Columbia, SC (WLTX) - The American Health Care Act is now headed to the US Senate where they are expected to make changes to the House plan. But what is in the current one?

We caught up with Robert Hartwig, a risk management and insurance professor at USC to help explain it.

"What people are calling Trumpcare is going to be radically different from Obamacare," Hartwig said.

For starters, under Obamacare everyone had to have insurance or pay a penalty fee. With the new plan, having insurance is optional, but anyone who goes without insurance for more than two months would be charged an additional 30 percent in premiums for a year when they re-enter the insurance market.

"Where there's a danger is that probably 10-15 million people will probably elect to not buy coverage at all and those individuals will still get sick, they'll still get in accidents, and they'll have to pay for those costs out of their own pocket," Hartwig said.

Right now, insurance companies must provide 10 essential health benefits: pregnancy and maternal care, hospitalization, rehabilitation and habilitative services, ambulatory services, emergency services, mental health and substance use disorder services, laboratory services, pediatric services, preventive and wellness services, and prescription drugs. The new plan eliminates that requirement and gives the decision to the states.

"What that means is you'll be able to pick and choose different sorts of policies like you used to be able to before the Affordable Care Act, which could result in policies that cost less," Hartwig said.

Under Obamacare, subsidies were based on a person's income, with lower incomes receiving higher subsidies. Under the new plan, it would be based on age.

"We will see that people who utilize care more will wind up paying more," Hartwig said. "That could be the case whether you have a preexisting condition or if you are older."

The new proposal would give states the ability to "opt out" of covering pre-existing conditions.

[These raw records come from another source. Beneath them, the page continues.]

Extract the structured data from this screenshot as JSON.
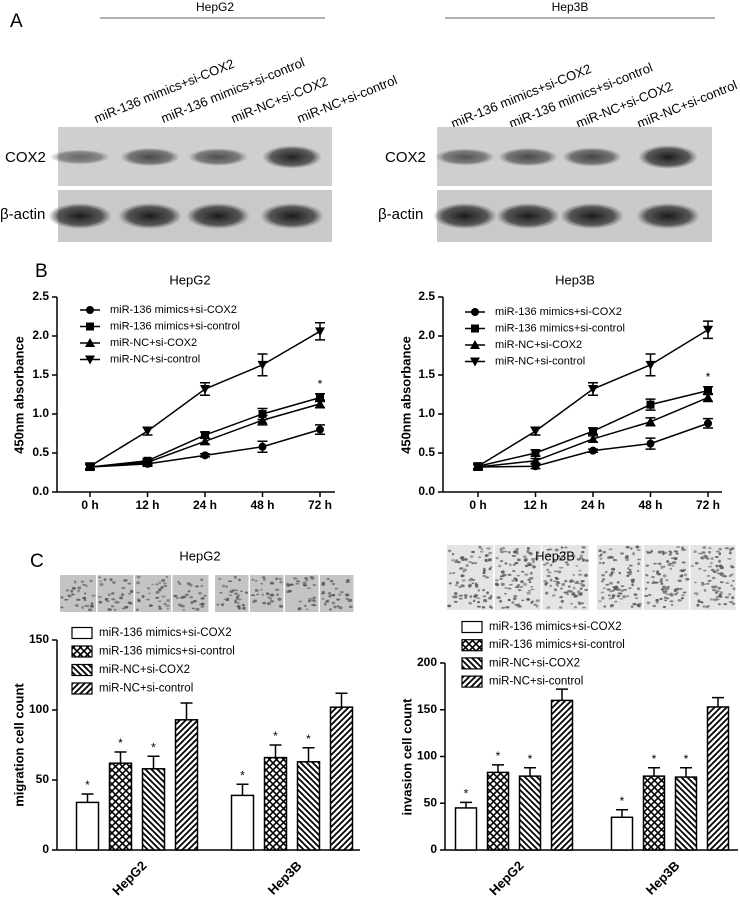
{
  "figure": {
    "panel_labels": [
      "A",
      "B",
      "C"
    ],
    "blots": [
      {
        "title": "HepG2",
        "lanes": [
          "miR-136 mimics+si-COX2",
          "miR-136 mimics+si-control",
          "miR-NC+si-COX2",
          "miR-NC+si-control"
        ],
        "rows": [
          "COX2",
          "β-actin"
        ]
      },
      {
        "title": "Hep3B",
        "lanes": [
          "miR-136 mimics+si-COX2",
          "miR-136 mimics+si-control",
          "miR-NC+si-COX2",
          "miR-NC+si-control"
        ],
        "rows": [
          "COX2",
          "β-actin"
        ]
      }
    ],
    "image_titles": [
      "HepG2",
      "Hep3B"
    ]
  },
  "chart_data": [
    {
      "type": "line",
      "title": "HepG2",
      "y_label": "450nm absorbance",
      "categories": [
        "0 h",
        "12 h",
        "24 h",
        "48 h",
        "72 h"
      ],
      "ylim": [
        0,
        2.5
      ],
      "yticks": [
        {
          "value": 0,
          "label": "0.0"
        },
        {
          "value": 0.5,
          "label": "0.5"
        },
        {
          "value": 1,
          "label": "1.0"
        },
        {
          "value": 1.5,
          "label": "1.5"
        },
        {
          "value": 2,
          "label": "2.0"
        },
        {
          "value": 2.5,
          "label": "2.5"
        }
      ],
      "legend": "upper left",
      "series": [
        {
          "name": "miR-136 mimics+si-COX2",
          "marker": "circle",
          "color": "#000000",
          "values": [
            0.32,
            0.36,
            0.47,
            0.58,
            0.8
          ],
          "errors": [
            0.03,
            0.03,
            0.02,
            0.07,
            0.06
          ]
        },
        {
          "name": "miR-136 mimics+si-control",
          "marker": "square",
          "color": "#000000",
          "values": [
            0.32,
            0.4,
            0.73,
            1.0,
            1.21
          ],
          "errors": [
            0.03,
            0.03,
            0.04,
            0.07,
            0.05
          ],
          "marks": [
            null,
            null,
            null,
            null,
            "*"
          ]
        },
        {
          "name": "miR-NC+si-COX2",
          "marker": "triangle",
          "color": "#000000",
          "values": [
            0.32,
            0.38,
            0.65,
            0.92,
            1.13
          ],
          "errors": [
            0.03,
            0.03,
            0.04,
            0.06,
            0.05
          ]
        },
        {
          "name": "miR-NC+si-control",
          "marker": "triangle-down",
          "color": "#000000",
          "values": [
            0.33,
            0.78,
            1.32,
            1.63,
            2.06
          ],
          "errors": [
            0.03,
            0.05,
            0.08,
            0.14,
            0.11
          ]
        }
      ]
    },
    {
      "type": "line",
      "title": "Hep3B",
      "y_label": "450nm absorbance",
      "categories": [
        "0 h",
        "12 h",
        "24 h",
        "48 h",
        "72 h"
      ],
      "ylim": [
        0,
        2.5
      ],
      "yticks": [
        {
          "value": 0,
          "label": "0.0"
        },
        {
          "value": 0.5,
          "label": "0.5"
        },
        {
          "value": 1,
          "label": "1.0"
        },
        {
          "value": 1.5,
          "label": "1.5"
        },
        {
          "value": 2,
          "label": "2.0"
        },
        {
          "value": 2.5,
          "label": "2.5"
        }
      ],
      "legend": "upper left",
      "series": [
        {
          "name": "miR-136 mimics+si-COX2",
          "marker": "circle",
          "color": "#000000",
          "values": [
            0.32,
            0.33,
            0.53,
            0.62,
            0.88
          ],
          "errors": [
            0.03,
            0.03,
            0.02,
            0.07,
            0.06
          ]
        },
        {
          "name": "miR-136 mimics+si-control",
          "marker": "square",
          "color": "#000000",
          "values": [
            0.33,
            0.5,
            0.78,
            1.12,
            1.3
          ],
          "errors": [
            0.03,
            0.04,
            0.04,
            0.07,
            0.05
          ],
          "marks": [
            null,
            null,
            null,
            null,
            "*"
          ]
        },
        {
          "name": "miR-NC+si-COX2",
          "marker": "triangle",
          "color": "#000000",
          "values": [
            0.32,
            0.4,
            0.68,
            0.9,
            1.21
          ],
          "errors": [
            0.03,
            0.03,
            0.04,
            0.05,
            0.05
          ]
        },
        {
          "name": "miR-NC+si-control",
          "marker": "triangle-down",
          "color": "#000000",
          "values": [
            0.33,
            0.78,
            1.32,
            1.63,
            2.08
          ],
          "errors": [
            0.03,
            0.05,
            0.08,
            0.14,
            0.11
          ]
        }
      ]
    },
    {
      "type": "bar",
      "y_label": "migration cell count",
      "categories": [
        "HepG2",
        "Hep3B"
      ],
      "ylim": [
        0,
        150
      ],
      "yticks": [
        0,
        50,
        100,
        150
      ],
      "legend": "upper left",
      "series": [
        {
          "name": "miR-136 mimics+si-COX2",
          "pattern": "none",
          "values": [
            34,
            39
          ],
          "errors": [
            6,
            8
          ],
          "marks": [
            "*",
            "*"
          ]
        },
        {
          "name": "miR-136 mimics+si-control",
          "pattern": "crosshatch",
          "values": [
            62,
            66
          ],
          "errors": [
            8,
            9
          ],
          "marks": [
            "*",
            "*"
          ]
        },
        {
          "name": "miR-NC+si-COX2",
          "pattern": "backslash",
          "values": [
            58,
            63
          ],
          "errors": [
            9,
            10
          ],
          "marks": [
            "*",
            "*"
          ]
        },
        {
          "name": "miR-NC+si-control",
          "pattern": "slash",
          "values": [
            93,
            102
          ],
          "errors": [
            12,
            10
          ]
        }
      ]
    },
    {
      "type": "bar",
      "y_label": "invasion cell count",
      "categories": [
        "HepG2",
        "Hep3B"
      ],
      "ylim": [
        0,
        200
      ],
      "yticks": [
        0,
        50,
        100,
        150,
        200
      ],
      "legend": "upper left",
      "series": [
        {
          "name": "miR-136 mimics+si-COX2",
          "pattern": "none",
          "values": [
            45,
            35
          ],
          "errors": [
            6,
            8
          ],
          "marks": [
            "*",
            "*"
          ]
        },
        {
          "name": "miR-136 mimics+si-control",
          "pattern": "crosshatch",
          "values": [
            83,
            79
          ],
          "errors": [
            8,
            9
          ],
          "marks": [
            "*",
            "*"
          ]
        },
        {
          "name": "miR-NC+si-COX2",
          "pattern": "backslash",
          "values": [
            79,
            78
          ],
          "errors": [
            9,
            10
          ],
          "marks": [
            "*",
            "*"
          ]
        },
        {
          "name": "miR-NC+si-control",
          "pattern": "slash",
          "values": [
            160,
            153
          ],
          "errors": [
            12,
            10
          ]
        }
      ]
    }
  ]
}
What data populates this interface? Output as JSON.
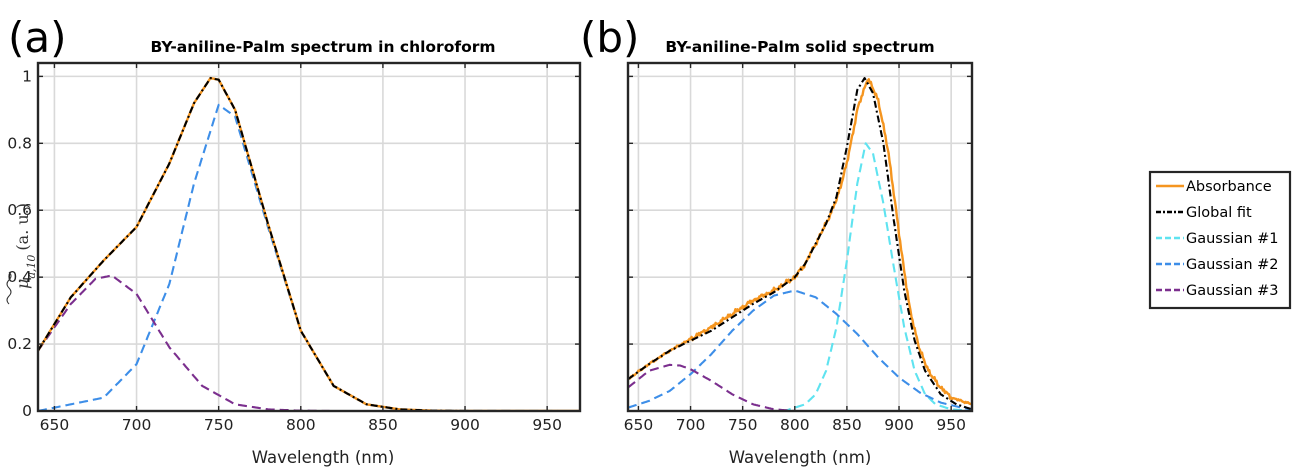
{
  "chart_data": [
    {
      "type": "line",
      "panel_label": "(a)",
      "title": "BY-aniline-Palm spectrum in chloroform",
      "xlabel": "Wavelength (nm)",
      "ylabel": "μ̃ a,10 (a. u.)",
      "ylabel_parts": {
        "symbol": "μ",
        "subscript": "a,10",
        "unit": "(a. u.)"
      },
      "xlim": [
        640,
        970
      ],
      "ylim": [
        0,
        1.04
      ],
      "xticks": [
        650,
        700,
        750,
        800,
        850,
        900,
        950
      ],
      "yticks": [
        0,
        0.2,
        0.4,
        0.6,
        0.8,
        1
      ],
      "ytick_labels": [
        "0",
        "0.2",
        "0.4",
        "0.6",
        "0.8",
        "1"
      ],
      "grid": true,
      "series": [
        {
          "name": "Absorbance",
          "color": "#F5951F",
          "dash": "solid",
          "x": [
            640,
            660,
            680,
            700,
            720,
            735,
            745,
            750,
            760,
            780,
            800,
            820,
            840,
            860,
            880,
            900,
            970
          ],
          "y": [
            0.18,
            0.34,
            0.45,
            0.55,
            0.74,
            0.92,
            0.995,
            0.99,
            0.9,
            0.56,
            0.24,
            0.075,
            0.02,
            0.005,
            0.001,
            0,
            0
          ]
        },
        {
          "name": "Global fit",
          "color": "#000000",
          "dash": "dashdot",
          "x": [
            640,
            660,
            680,
            700,
            720,
            735,
            745,
            750,
            760,
            780,
            800,
            820,
            840,
            860,
            880,
            900,
            970
          ],
          "y": [
            0.18,
            0.34,
            0.45,
            0.55,
            0.74,
            0.92,
            0.995,
            0.99,
            0.9,
            0.56,
            0.24,
            0.075,
            0.02,
            0.005,
            0.001,
            0,
            0
          ]
        },
        {
          "name": "Gaussian #1",
          "color": "#5FE3F0",
          "dash": "dashed",
          "x": [
            640,
            970
          ],
          "y": [
            0,
            0
          ]
        },
        {
          "name": "Gaussian #2",
          "color": "#3D8EE8",
          "dash": "dashed",
          "x": [
            640,
            680,
            700,
            720,
            735,
            750,
            760,
            780,
            800,
            820,
            840,
            860,
            880,
            970
          ],
          "y": [
            0,
            0.04,
            0.14,
            0.38,
            0.68,
            0.915,
            0.88,
            0.55,
            0.24,
            0.075,
            0.02,
            0.004,
            0.001,
            0
          ]
        },
        {
          "name": "Gaussian #3",
          "color": "#7B2F8E",
          "dash": "dashed",
          "x": [
            640,
            660,
            675,
            685,
            700,
            720,
            740,
            760,
            780,
            800,
            820,
            970
          ],
          "y": [
            0.18,
            0.32,
            0.395,
            0.405,
            0.35,
            0.19,
            0.075,
            0.02,
            0.005,
            0.001,
            0,
            0
          ]
        }
      ]
    },
    {
      "type": "line",
      "panel_label": "(b)",
      "title": "BY-aniline-Palm solid spectrum",
      "xlabel": "Wavelength (nm)",
      "xlim": [
        640,
        970
      ],
      "ylim": [
        0,
        1.04
      ],
      "xticks": [
        650,
        700,
        750,
        800,
        850,
        900,
        950
      ],
      "yticks": [
        0,
        0.2,
        0.4,
        0.6,
        0.8,
        1
      ],
      "grid": true,
      "series": [
        {
          "name": "Absorbance",
          "color": "#F5951F",
          "dash": "solid",
          "noisy": true,
          "x": [
            640,
            660,
            680,
            700,
            720,
            740,
            760,
            780,
            800,
            810,
            820,
            830,
            840,
            850,
            860,
            870,
            880,
            890,
            900,
            910,
            920,
            930,
            940,
            950,
            970
          ],
          "y": [
            0.095,
            0.14,
            0.18,
            0.215,
            0.25,
            0.29,
            0.33,
            0.36,
            0.4,
            0.44,
            0.5,
            0.56,
            0.63,
            0.74,
            0.9,
            0.995,
            0.93,
            0.77,
            0.53,
            0.31,
            0.18,
            0.11,
            0.07,
            0.04,
            0.02
          ]
        },
        {
          "name": "Global fit",
          "color": "#000000",
          "dash": "dashdot",
          "x": [
            640,
            660,
            680,
            700,
            720,
            740,
            760,
            780,
            800,
            810,
            820,
            830,
            840,
            850,
            860,
            867,
            875,
            885,
            895,
            905,
            915,
            925,
            940,
            955,
            970
          ],
          "y": [
            0.095,
            0.14,
            0.18,
            0.21,
            0.24,
            0.28,
            0.32,
            0.355,
            0.4,
            0.44,
            0.5,
            0.56,
            0.64,
            0.79,
            0.96,
            0.995,
            0.95,
            0.8,
            0.57,
            0.36,
            0.21,
            0.12,
            0.05,
            0.02,
            0.005
          ]
        },
        {
          "name": "Gaussian #1",
          "color": "#5FE3F0",
          "dash": "dashed",
          "x": [
            640,
            790,
            810,
            820,
            830,
            840,
            850,
            860,
            868,
            875,
            885,
            895,
            905,
            915,
            925,
            935,
            950,
            970
          ],
          "y": [
            0,
            0,
            0.02,
            0.05,
            0.12,
            0.25,
            0.45,
            0.68,
            0.8,
            0.77,
            0.62,
            0.43,
            0.25,
            0.12,
            0.05,
            0.02,
            0.005,
            0
          ]
        },
        {
          "name": "Gaussian #2",
          "color": "#3D8EE8",
          "dash": "dashed",
          "x": [
            640,
            660,
            680,
            700,
            720,
            740,
            760,
            780,
            800,
            820,
            840,
            860,
            880,
            900,
            920,
            940,
            960,
            970
          ],
          "y": [
            0.01,
            0.03,
            0.06,
            0.11,
            0.17,
            0.24,
            0.3,
            0.345,
            0.36,
            0.34,
            0.29,
            0.23,
            0.16,
            0.1,
            0.055,
            0.025,
            0.01,
            0.005
          ]
        },
        {
          "name": "Gaussian #3",
          "color": "#7B2F8E",
          "dash": "dashed",
          "x": [
            640,
            660,
            680,
            690,
            700,
            720,
            740,
            760,
            780,
            800,
            820,
            970
          ],
          "y": [
            0.07,
            0.12,
            0.138,
            0.136,
            0.125,
            0.09,
            0.05,
            0.02,
            0.005,
            0,
            0,
            0
          ]
        }
      ]
    }
  ],
  "legend": {
    "placement": "right",
    "entries": [
      {
        "label": "Absorbance",
        "color": "#F5951F",
        "dash": "solid"
      },
      {
        "label": "Global fit",
        "color": "#000000",
        "dash": "dashdot"
      },
      {
        "label": "Gaussian #1",
        "color": "#5FE3F0",
        "dash": "dashed"
      },
      {
        "label": "Gaussian #2",
        "color": "#3D8EE8",
        "dash": "dashed"
      },
      {
        "label": "Gaussian #3",
        "color": "#7B2F8E",
        "dash": "dashed"
      }
    ]
  }
}
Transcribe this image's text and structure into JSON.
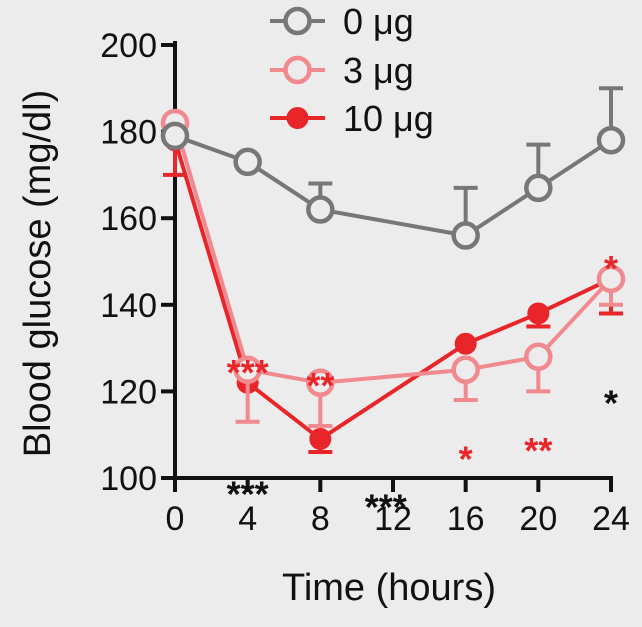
{
  "chart_data": {
    "type": "line",
    "title": "",
    "xlabel": "Time (hours)",
    "ylabel": "Blood glucose (mg/dl)",
    "xlim": [
      0,
      24
    ],
    "ylim": [
      100,
      200
    ],
    "x_ticks": [
      0,
      4,
      8,
      12,
      16,
      20,
      24
    ],
    "y_ticks": [
      100,
      120,
      140,
      160,
      180,
      200
    ],
    "grid": false,
    "legend_placement": "top-center",
    "series": [
      {
        "name": "0 μg",
        "color": "#777777",
        "marker": "open-circle",
        "x": [
          0,
          4,
          8,
          16,
          20,
          24
        ],
        "y": [
          179,
          173,
          162,
          156,
          167,
          178
        ],
        "err_upper": [
          0,
          0,
          6,
          11,
          10,
          12
        ]
      },
      {
        "name": "3 μg",
        "color": "#f08a8e",
        "marker": "open-circle",
        "x": [
          0,
          4,
          8,
          16,
          20,
          24
        ],
        "y": [
          182,
          125,
          122,
          125,
          128,
          146
        ],
        "err_lower": [
          0,
          12,
          10,
          7,
          8,
          6
        ]
      },
      {
        "name": "10 μg",
        "color": "#e8262a",
        "marker": "filled-circle",
        "x": [
          0,
          4,
          8,
          16,
          20,
          24
        ],
        "y": [
          178,
          122,
          109,
          131,
          138,
          146
        ],
        "err_lower": [
          8,
          0,
          3,
          0,
          3,
          8
        ]
      }
    ],
    "annotations": [
      {
        "text": "***",
        "x": 4,
        "y": 127,
        "color": "#e8262a"
      },
      {
        "text": "**",
        "x": 8,
        "y": 124,
        "color": "#e8262a"
      },
      {
        "text": "*",
        "x": 16,
        "y": 107,
        "color": "#e8262a"
      },
      {
        "text": "**",
        "x": 20,
        "y": 109,
        "color": "#e8262a"
      },
      {
        "text": "*",
        "x": 24,
        "y": 151,
        "color": "#e8262a"
      },
      {
        "text": "***",
        "x": 4,
        "y": 99,
        "color": "#111111"
      },
      {
        "text": "***",
        "x": 11.6,
        "y": 96,
        "color": "#111111"
      },
      {
        "text": "*",
        "x": 24,
        "y": 120,
        "color": "#111111"
      }
    ]
  }
}
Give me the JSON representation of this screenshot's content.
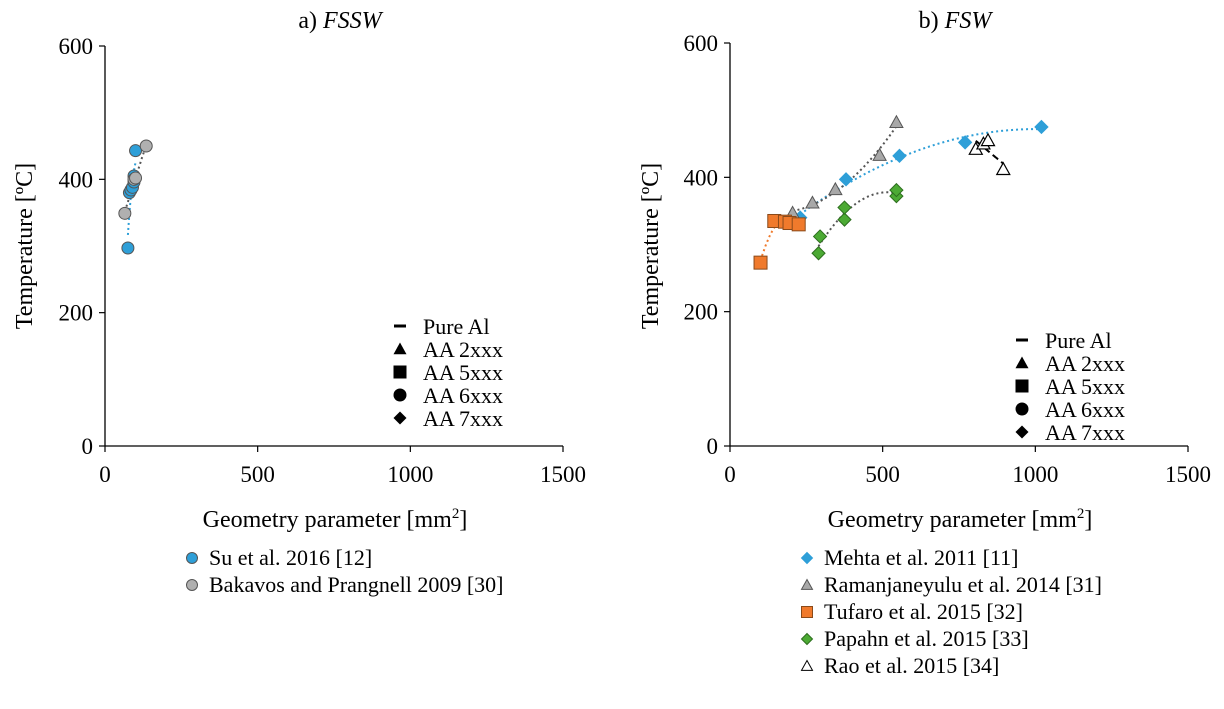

To address that, the House bill allocates $138 billion over the next 10 years to help states and insurers set up "high-risk pools".

Finally, where Obamacare expanded Medicaid coverage, the new plan would freeze it by 2020. Medicaid would have a spending cap, meaning the federal government would send states a fixed amount of money per Medicaid enrollee.

"So states ultimately are going to lose resources that they were able to use for providing healthcare to insurance to individuals, they're going to have to come up with a way to make the limited Medicaided dollars they have go further," Hartwig said.

Senate republicans could make more changes to the bill or take up an entirely different health care bill of their own. If they do that, it would have to then be reconciled with the House plan.